N. B. La nota 5, aclara: Conqueste des Canaries, cap. 42, pág. 77.

§ «Augeron era un isleño del país, hermano del príncipe Armiche, que actualmente reinaba, quien, habiendo caído los años antecedentes en manos de los aragoneses, vino primero a poder del rey de Castilla y, por dádiva de aquel monarca, al del señor Béthencourt. Apenas se dió a conocer Augeron a su hermano y le declaró su comisión, le persuadió, de manera que Armiche, acompañado de ciento y once vasallos, vino a rendirse a Béthencourt, que los recibió con muchas protestas de protección y de amistad. / Pero sin duda es cosa triste que nuestro héroe no tuviese empacho de faltar a esta palabra de honor. Béthencourt, que a lo menos debía respetar la sumisión voluntaria de los herreños, los hizo esclavos, sin // exceptuar al mismo príncipe, y el mayor favor que le concedió fué ponerle en el número de los que reservó para sí. Nuestros autores disculpan esta acción injustificable, alegando que el conquistador se halló en la necesidad de contentar a sus soldados y de establecerlos con desahogo en aquel país; pero lo cierto es que Juan de Béthencourt se dejaba arrastrar de la barbarie de su siglo. Como quiera, es evidente que Armiche fué víctima del amor a su hermano y que, aunque su reino estaba casi despoblado a causa de las antecedentes piraterías, podía haber vendido un poco más cara su soberanía y su libertad.1» [Viera (1772, IV, 17) 1982a, I: 339-340].

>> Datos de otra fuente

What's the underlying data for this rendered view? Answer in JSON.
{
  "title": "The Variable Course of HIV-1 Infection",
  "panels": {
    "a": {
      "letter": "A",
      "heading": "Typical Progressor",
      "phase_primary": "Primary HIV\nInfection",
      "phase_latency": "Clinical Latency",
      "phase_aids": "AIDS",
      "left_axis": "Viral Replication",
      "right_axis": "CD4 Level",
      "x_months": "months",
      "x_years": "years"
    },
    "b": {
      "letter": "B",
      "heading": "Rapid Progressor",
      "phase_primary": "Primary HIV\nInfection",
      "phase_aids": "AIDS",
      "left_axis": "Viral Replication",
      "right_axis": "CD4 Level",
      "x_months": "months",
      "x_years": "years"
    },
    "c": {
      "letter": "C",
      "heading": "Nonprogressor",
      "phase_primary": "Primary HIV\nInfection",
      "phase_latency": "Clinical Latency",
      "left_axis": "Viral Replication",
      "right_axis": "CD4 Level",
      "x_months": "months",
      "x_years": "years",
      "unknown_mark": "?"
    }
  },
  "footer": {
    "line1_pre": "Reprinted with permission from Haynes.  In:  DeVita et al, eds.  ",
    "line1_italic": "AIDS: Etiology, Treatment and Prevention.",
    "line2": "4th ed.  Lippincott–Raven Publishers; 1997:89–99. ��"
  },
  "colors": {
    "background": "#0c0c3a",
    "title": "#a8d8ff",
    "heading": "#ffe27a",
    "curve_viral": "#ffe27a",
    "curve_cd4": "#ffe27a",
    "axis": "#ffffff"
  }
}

N. B. La nota 1, aclara: Conqueste des Canaries, cap. 84.

§ «Armiche Soberano de la isla a principios del siglo XV Juan de Bethencourt valiéndose del intérprete Augeron, natural de la Gomera, logró que se le presentara el rey con 100 isleños más: “quien retuvo para sí 30, siendo uno de ellos el rey, y los demás fueron repartidos como botín, vendiéndose algunos como esclavos”. Boutier y Le Verrier» [Bethencourt Alfonso (1880) 1991: 315].